Middle School Building
Centerbrook designed a new Middle School Building for Greensboro Day School in North Carolina. The project for the 900-student, K-12 independent day school also capitalizes on substantial changes to the campus that also were developed by Centerbrook to address longstanding circulation problems.
By moving the site for the Middle School and transforming the footprint of the old building into a grassy central quadrangle, the design establishes a compelling new campus feature: a pleasant outdoor venue for informal as well as ceremonial activities. The reconfigured grounds also relieve student drop-off congestion, improve parking, and provide for future growth.
Greensboro Day School
In conjunction with a new entry drive, the Middle School conveys a fresh and strong institutional identity. The building features a welcoming two-story entry lobby, an iconic schoolhouse silhouette visible to all entering the campus.
The one-story, sloped-roof building design aids classroom acoustics and affords an extraordinary connection with the natural world. A cloister-like interior courtyard, open to the sky, ensures that every classroom, office, and commons is connected to the outdoors, infused with natural light, and exposed to cooling breezes. Academic spaces will be equipped with the latest technology and are designed with flexibility to allow for a variety of teaching and learning styles. Dormers and light monitors bring ample daylight into classrooms in addition to traditional windows. The artificial lights are low wattage yet designed to provide sufficient light output for critical viewing.

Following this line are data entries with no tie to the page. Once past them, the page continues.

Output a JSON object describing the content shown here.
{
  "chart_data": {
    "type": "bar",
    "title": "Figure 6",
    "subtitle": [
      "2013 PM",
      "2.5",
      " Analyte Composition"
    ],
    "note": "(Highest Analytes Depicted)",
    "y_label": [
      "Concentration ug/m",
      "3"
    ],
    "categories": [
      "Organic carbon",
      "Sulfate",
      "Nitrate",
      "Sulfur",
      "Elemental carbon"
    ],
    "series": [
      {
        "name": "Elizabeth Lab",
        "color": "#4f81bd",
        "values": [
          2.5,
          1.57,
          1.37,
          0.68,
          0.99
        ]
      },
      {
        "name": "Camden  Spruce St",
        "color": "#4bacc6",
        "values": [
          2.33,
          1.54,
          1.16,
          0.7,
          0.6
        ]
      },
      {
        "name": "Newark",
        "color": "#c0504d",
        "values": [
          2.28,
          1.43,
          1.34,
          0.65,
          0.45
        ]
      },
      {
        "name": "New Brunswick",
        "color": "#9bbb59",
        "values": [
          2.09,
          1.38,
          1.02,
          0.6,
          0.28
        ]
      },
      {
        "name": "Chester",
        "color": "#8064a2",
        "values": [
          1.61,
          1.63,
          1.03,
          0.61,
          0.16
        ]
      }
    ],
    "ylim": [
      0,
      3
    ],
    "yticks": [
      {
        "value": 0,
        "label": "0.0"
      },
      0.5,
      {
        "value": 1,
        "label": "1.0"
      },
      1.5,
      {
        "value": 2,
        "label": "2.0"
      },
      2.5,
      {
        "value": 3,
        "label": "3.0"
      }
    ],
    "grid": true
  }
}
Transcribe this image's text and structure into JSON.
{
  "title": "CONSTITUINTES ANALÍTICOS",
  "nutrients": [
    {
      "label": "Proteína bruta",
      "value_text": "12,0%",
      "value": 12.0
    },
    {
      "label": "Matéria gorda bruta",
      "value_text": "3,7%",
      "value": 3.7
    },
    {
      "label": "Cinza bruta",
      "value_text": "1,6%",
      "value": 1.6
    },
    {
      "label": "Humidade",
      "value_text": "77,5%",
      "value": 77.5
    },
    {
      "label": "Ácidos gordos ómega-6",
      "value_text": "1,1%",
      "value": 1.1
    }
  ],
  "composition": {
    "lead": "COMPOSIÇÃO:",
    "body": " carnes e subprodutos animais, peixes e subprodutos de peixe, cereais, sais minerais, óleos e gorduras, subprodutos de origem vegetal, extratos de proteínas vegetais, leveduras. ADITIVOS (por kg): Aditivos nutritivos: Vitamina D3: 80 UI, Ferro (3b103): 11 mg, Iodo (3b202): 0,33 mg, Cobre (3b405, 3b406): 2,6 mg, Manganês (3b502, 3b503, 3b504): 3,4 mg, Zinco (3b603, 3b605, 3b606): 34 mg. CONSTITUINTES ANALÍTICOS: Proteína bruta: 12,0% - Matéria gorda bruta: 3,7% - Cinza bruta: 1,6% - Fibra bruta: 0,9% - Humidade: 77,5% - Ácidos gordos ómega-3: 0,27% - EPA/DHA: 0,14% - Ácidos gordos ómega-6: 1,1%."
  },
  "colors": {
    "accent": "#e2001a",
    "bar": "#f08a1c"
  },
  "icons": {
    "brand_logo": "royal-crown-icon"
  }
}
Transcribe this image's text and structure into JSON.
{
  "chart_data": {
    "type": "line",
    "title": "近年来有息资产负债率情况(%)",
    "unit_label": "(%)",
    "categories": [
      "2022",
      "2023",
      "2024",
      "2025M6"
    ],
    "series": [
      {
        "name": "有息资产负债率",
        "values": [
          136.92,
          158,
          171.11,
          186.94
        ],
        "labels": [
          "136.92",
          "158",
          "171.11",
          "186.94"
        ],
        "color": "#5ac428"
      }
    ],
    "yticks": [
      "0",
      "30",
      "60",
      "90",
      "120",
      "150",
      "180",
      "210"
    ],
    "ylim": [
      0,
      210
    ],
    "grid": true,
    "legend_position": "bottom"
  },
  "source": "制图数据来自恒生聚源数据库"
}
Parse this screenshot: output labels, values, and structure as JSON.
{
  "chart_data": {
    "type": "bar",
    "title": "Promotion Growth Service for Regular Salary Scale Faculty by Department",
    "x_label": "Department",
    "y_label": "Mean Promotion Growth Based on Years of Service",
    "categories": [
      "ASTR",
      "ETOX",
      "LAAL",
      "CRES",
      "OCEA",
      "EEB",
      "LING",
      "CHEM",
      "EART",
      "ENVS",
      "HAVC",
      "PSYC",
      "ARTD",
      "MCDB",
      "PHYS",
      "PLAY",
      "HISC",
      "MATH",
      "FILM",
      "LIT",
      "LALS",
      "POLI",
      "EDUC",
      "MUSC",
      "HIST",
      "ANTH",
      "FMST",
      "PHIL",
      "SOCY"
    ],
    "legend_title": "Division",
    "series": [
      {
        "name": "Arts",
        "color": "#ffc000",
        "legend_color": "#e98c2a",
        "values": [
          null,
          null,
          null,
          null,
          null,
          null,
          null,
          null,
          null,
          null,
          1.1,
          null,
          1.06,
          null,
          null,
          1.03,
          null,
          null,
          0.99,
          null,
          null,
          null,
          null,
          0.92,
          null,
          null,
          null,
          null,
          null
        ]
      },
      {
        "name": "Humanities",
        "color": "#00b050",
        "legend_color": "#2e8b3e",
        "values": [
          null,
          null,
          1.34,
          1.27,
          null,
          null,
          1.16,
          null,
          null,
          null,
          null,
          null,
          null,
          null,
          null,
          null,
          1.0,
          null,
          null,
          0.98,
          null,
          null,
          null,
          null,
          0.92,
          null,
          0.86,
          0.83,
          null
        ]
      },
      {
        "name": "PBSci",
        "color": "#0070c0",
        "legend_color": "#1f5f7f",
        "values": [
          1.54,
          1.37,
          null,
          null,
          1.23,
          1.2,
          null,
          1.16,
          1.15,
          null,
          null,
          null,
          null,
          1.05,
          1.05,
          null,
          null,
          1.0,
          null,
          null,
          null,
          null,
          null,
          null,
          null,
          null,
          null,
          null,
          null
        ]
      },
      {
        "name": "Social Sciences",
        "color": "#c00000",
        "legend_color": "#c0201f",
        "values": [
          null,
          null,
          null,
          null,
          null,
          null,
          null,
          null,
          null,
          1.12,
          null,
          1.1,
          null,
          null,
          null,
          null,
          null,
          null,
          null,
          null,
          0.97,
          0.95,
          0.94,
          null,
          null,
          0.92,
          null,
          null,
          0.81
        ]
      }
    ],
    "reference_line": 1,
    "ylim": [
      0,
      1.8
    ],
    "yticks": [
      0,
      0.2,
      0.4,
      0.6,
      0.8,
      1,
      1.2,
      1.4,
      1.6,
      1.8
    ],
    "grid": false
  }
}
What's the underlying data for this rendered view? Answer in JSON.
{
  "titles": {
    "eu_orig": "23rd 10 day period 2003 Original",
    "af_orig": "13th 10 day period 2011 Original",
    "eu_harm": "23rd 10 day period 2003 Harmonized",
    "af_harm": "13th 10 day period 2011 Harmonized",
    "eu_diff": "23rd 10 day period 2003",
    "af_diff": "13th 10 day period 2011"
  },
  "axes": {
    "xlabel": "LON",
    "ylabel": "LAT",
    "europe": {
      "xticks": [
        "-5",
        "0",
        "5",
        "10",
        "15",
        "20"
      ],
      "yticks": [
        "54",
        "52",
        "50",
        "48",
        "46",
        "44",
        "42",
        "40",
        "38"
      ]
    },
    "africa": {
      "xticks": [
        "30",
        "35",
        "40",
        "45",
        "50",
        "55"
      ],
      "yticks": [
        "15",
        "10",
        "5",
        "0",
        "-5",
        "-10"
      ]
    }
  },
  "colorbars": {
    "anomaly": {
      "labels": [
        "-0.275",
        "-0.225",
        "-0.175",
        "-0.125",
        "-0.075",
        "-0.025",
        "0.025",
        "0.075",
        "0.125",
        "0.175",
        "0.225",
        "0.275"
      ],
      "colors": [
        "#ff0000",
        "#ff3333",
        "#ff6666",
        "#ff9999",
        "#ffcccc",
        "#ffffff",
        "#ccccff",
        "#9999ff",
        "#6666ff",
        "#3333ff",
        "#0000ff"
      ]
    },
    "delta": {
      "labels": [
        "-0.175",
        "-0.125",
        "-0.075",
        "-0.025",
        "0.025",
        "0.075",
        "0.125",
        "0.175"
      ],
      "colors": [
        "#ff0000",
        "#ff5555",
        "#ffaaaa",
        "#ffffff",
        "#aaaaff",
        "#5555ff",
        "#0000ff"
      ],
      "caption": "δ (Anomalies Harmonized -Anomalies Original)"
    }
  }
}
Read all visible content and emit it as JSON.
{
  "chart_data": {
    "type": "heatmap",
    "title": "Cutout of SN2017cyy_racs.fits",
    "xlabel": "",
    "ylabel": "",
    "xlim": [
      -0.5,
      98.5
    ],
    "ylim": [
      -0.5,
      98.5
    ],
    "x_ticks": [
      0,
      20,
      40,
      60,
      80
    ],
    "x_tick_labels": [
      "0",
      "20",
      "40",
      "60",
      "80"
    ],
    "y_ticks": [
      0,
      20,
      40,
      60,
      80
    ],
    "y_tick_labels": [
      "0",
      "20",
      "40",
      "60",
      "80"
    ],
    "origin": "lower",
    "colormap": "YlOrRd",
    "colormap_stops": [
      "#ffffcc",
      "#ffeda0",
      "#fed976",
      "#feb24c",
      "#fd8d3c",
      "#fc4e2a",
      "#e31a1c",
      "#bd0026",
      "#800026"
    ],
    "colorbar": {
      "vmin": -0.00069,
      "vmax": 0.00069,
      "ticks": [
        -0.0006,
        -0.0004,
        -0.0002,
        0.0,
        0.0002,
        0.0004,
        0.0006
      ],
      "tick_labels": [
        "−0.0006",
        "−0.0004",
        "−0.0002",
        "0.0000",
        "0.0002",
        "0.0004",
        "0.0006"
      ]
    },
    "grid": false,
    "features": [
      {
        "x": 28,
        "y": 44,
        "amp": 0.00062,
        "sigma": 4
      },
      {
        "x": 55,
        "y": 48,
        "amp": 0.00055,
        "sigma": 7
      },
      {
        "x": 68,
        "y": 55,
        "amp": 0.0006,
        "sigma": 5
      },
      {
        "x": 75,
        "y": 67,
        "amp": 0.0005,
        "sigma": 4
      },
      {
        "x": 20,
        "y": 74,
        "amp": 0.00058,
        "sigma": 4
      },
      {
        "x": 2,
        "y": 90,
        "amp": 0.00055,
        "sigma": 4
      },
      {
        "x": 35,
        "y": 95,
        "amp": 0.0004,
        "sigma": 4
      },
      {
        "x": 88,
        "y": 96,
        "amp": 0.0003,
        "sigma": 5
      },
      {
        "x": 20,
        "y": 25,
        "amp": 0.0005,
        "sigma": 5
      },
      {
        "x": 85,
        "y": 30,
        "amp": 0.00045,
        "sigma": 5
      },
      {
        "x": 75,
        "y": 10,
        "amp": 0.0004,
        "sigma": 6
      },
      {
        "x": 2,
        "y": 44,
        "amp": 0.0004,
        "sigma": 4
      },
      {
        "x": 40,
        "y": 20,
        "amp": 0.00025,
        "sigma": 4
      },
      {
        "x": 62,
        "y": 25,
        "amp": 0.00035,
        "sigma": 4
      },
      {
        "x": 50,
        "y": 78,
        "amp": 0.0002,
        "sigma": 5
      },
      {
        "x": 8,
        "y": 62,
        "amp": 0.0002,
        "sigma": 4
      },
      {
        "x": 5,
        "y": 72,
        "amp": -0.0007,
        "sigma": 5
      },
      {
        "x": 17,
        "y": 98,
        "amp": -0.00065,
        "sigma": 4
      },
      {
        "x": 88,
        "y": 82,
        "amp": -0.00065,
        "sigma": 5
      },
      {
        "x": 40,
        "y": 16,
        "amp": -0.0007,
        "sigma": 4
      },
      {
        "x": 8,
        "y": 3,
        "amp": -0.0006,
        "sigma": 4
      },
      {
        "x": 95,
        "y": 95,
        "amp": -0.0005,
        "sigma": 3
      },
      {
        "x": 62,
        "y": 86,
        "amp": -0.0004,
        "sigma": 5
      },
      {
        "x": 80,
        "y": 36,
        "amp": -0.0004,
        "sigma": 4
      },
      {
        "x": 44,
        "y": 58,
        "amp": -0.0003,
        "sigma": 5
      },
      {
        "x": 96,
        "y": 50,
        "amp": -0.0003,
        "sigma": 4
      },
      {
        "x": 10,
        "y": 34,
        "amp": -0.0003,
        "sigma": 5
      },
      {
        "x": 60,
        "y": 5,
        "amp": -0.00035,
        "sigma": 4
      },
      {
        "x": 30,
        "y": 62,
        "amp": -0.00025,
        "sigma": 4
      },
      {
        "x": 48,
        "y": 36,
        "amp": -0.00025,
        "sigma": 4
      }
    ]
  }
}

The design employs passive approaches like window shading and extra insulation to reduce the cost of fuel. It also allows the future installation of active technologies such as photovoltaic arrays. The heating and cooling system uses the latest Variable Refrigerant Volume technology for significant energy savings while still providing individual control in each classroom. On the south side of the building is an environmental garden for real-world applications of classroom projects. The garden is irrigated by collecting run-off from the metal roof in underground cisterns. This avoids the use of city water for irrigation and reduces storm water impact on the environment.
The building is constructed with durable yet reasonably priced materials to meet budget demands and maximize useable square footage for teaching.